Correio dos Açores - Em que consistem as suas novas funções?
Mónica Martins, Chefe do Estado-Maior do Comando da Zona Marítima dos Açores - Com o meu destacamento para o Comando da Zona Marítima dos Açores vou assumir três grandes cargos: sou a Chefe do Estado-Maior do Comando da Zona Marítima dos Açores, o que significa que assumirei a parte operacional do comando de zona, e desempenho funções como adjunta do Segundo Comandante.
Ou seja, serei responsável por todos os processos administrativos da unidade e de todas as unidades que são apoiadas pelo Comando de Zona Marítima dos Açores em termos administrativos, como o Centro de Comunicações dos Açores, e o Depósito POLNATO de Ponta Delgada.
Há ainda uma função que de momento não estou a exercer por uma questão de certificação, mas que hei-de exercer brevemente que é a de ser coordenadora das acções de busca e salvamento no mar.
Isto significa que no MRCC (Centro de Coordenação de Busca e Salvamento Marítimo de Ponta Delgada),que tem como função encetar todas as acções de busca e salvamento que são desenvolvidas na SRR de Santa Maria, eu serei depois a coordenadora dessas acções.
Mas como este é um processo que requer uma certificação, uma formação específica e depois uma qualificação aqui no MRCC, ou seja, fazer algumas acções como observador e fazer testes para verificar se tenho os conhecimentos adequados para desempenhar a função, é algo que ainda vai demorar algum tempo. Só quando tiver essa certificação terminada é que irei exercer estas funções. Neste momento há outro oficial a exercê-las.

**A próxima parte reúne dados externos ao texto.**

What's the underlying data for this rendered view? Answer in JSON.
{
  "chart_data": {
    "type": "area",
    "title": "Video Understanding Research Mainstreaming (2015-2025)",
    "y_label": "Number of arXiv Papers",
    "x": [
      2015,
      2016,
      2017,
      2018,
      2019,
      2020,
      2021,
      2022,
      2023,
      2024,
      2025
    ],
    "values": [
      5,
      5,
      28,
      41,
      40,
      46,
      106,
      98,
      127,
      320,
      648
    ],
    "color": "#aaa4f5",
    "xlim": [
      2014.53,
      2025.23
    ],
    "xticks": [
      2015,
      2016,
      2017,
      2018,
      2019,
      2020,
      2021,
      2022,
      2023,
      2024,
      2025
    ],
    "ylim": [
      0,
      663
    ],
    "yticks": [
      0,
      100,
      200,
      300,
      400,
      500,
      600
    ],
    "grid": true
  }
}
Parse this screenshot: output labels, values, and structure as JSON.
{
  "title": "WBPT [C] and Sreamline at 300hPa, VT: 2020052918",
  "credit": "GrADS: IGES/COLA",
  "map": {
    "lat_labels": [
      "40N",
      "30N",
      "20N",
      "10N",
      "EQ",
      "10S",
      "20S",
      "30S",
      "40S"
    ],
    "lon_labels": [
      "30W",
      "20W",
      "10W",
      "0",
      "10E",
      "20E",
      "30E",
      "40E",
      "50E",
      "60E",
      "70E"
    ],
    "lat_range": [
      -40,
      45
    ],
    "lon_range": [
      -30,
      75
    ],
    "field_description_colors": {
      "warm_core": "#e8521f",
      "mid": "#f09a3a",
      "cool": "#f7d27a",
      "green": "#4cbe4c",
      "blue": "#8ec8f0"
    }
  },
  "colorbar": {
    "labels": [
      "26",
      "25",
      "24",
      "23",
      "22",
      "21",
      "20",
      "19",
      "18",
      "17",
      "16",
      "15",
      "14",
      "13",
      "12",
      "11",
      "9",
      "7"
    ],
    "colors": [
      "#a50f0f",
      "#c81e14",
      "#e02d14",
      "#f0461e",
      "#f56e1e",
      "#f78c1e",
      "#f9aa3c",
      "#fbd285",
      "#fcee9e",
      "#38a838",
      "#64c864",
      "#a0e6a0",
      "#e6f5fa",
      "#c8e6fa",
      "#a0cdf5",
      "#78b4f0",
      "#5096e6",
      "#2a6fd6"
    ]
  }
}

No entanto, está muito familiarizada com acções de busca e salvamento…
Estou familiarizada com a busca e salvamento em si, na perspectiva do navio. Na perspectiva da coordenação de um MRCC não, isso tenho que aprender. É algo muito mais complexo e que pela sua importância e complexidade requer este processo de certificação.

Objectivos e desafios para os próximos três anos?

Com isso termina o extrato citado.